La première selon moi est que Dufour agit comme si son concept de " valido-viril " était quelque chose d'évident qu'el n'y avait pas à décrire davantage. Don't get me wrong, je ne suis pas à dire qu'un tel dispositif n'existe pas (bien sûr que si), mais que je trouve qu'il ne fait pas l'effort d'y prêter plus d'attention; pas plus de justification que cela. Etait-ce là parce que cela était évident pour lui ? En france, dans un pays où il reconnait lui-même qu'on est en retard ? L'autre point, et qui est lié au premier, est que, quand bien même il aurait voulu en donner des exemples au travers de sa recherche de terrain, que je ne suis pas convaincue.

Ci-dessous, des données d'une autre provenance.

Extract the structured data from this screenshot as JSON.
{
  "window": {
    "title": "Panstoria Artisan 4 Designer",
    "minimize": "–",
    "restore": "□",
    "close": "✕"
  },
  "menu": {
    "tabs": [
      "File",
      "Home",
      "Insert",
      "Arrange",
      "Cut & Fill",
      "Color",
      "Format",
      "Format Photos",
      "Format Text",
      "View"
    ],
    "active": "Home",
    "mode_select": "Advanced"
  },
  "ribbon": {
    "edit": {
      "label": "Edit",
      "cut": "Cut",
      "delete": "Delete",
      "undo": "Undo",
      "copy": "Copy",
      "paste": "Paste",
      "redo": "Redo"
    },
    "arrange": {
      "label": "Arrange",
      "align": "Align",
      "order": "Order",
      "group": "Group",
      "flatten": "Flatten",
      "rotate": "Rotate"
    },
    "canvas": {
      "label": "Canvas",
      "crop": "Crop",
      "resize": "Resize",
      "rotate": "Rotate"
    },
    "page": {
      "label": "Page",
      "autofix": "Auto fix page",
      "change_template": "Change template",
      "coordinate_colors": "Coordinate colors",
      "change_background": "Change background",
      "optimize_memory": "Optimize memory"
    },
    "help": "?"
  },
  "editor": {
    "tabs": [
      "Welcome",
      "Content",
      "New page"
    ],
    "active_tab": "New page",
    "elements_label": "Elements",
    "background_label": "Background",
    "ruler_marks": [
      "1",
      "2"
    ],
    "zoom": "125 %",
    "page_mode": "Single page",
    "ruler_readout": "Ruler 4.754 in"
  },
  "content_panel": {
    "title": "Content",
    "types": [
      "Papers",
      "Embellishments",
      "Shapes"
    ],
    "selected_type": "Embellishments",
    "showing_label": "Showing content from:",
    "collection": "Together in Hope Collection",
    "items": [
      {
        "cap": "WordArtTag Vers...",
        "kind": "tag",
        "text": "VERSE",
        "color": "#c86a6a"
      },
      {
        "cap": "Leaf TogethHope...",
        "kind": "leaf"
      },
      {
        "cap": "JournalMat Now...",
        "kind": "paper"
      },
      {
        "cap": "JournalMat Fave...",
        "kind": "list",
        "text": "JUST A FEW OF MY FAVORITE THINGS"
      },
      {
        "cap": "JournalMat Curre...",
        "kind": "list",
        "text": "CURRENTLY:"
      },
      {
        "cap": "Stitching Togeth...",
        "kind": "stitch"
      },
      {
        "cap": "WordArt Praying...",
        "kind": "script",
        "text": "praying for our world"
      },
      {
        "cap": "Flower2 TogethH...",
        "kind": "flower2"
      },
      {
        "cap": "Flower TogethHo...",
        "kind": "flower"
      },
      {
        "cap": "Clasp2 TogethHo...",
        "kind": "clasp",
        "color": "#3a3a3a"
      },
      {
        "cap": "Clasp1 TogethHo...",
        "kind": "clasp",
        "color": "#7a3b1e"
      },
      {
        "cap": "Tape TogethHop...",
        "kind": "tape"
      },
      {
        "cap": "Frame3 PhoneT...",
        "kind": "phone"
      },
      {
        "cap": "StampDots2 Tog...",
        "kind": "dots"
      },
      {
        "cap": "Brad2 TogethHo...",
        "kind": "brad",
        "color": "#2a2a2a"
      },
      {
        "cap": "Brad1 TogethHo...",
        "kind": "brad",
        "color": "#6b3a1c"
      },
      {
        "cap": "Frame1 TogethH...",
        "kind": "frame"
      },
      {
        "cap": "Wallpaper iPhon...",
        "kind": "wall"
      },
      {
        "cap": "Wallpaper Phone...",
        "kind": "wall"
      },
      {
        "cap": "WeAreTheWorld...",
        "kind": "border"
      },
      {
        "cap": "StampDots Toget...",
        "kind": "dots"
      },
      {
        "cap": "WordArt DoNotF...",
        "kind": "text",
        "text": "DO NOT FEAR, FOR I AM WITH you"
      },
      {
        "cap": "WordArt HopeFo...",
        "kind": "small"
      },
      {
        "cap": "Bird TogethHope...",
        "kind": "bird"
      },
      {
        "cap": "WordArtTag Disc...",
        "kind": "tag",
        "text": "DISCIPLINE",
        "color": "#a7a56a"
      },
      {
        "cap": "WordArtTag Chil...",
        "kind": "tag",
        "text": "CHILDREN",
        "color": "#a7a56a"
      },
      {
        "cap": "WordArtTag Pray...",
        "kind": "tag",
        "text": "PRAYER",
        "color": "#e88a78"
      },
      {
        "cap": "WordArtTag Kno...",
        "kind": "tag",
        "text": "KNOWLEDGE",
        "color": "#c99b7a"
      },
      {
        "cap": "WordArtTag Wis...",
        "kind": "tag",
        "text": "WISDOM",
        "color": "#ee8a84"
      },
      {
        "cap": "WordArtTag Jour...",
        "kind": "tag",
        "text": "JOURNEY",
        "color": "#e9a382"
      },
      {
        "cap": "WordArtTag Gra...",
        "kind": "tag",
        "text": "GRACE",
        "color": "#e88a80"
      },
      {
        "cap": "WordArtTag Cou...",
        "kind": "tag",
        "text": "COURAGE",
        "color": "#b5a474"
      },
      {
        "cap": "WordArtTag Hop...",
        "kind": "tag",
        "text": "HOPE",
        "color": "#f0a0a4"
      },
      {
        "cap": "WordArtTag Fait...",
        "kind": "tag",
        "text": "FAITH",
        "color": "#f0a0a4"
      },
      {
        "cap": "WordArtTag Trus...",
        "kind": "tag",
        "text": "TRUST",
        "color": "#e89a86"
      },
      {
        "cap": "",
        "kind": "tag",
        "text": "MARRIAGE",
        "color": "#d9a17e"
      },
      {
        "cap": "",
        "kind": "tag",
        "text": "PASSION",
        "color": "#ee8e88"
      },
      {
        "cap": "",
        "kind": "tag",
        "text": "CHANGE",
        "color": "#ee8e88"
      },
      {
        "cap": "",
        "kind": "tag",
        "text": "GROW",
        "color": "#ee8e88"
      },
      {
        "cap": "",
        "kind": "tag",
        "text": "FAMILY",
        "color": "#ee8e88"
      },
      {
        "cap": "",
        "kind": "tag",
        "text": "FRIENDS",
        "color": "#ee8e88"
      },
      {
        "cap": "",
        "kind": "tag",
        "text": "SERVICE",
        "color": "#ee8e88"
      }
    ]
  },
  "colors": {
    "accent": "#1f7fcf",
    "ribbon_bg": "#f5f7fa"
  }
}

Selon lui, et de ce que je comprends, l'un des mécanismes de cet agencement valido-viril est celui du « geste individuel efficace », du muscle. Again, je ne vais pas nier que l'idée de productivité, d'efficacité n'est pas une norme avec des ramifications virilistes; mais j'ai comme l'impression que parce qu'il prends en sujet d'études des hommes, alors cela lui permet de passer outre toute sortes d'autres hypothèses. Dit autrement, le geste efficace est-il seulement une norme viriliste et peut-on l'appliquer partout tout le temps et à toutes les experiences ? Foucault, dans Surveiller et Punir parle exactement de cela mais dans une perspective de faconnement des corps et de création du prisonnier, et dans un livre plus récent que j'ai lue Genre, Corps et Espace, on en a un exemple dans le cas des femmes en prison pour qui le sport est un moyen de re-rentrer dans les canons de beautés féminins. Par exemple, il énonce
« Mais le dire [sa faiblesse], l'avouer, expose au discredit. Dire " je suis fatigué, j'ai mal [...] ". [...] Dans un univers langagier qui clôture la limite [...] cette position s'avère délicate car elle relègue au rang de perdant, voire de mascotte incapable de prétendre jouer les jeux de la virilité. » (P.65)
Mais dans quelle mesure peut-on faire un lien entre sentiment de faiblesse et masculinité ? Dans quelle mesure l'aveu de faiblesse est-il forcément lier à une perte de la virilité ?
C'est un livre qui reste plutôt interessant, et rien que pour la partie "valido-" il est interessant. Je suis peut-être trop virulente dans mes propos, et je le redis, je ne nie pas que validisme et partiarcat se rejoignent, mais j'ai trouvée que les exemples n'étaient pas assez explicités à mon gout, souvent me donnant des " mais pourquoi ? Précise "; voir même étant assez vague pour que je puisse me demander si c'était pas là quelque chose de commun aux autres genres.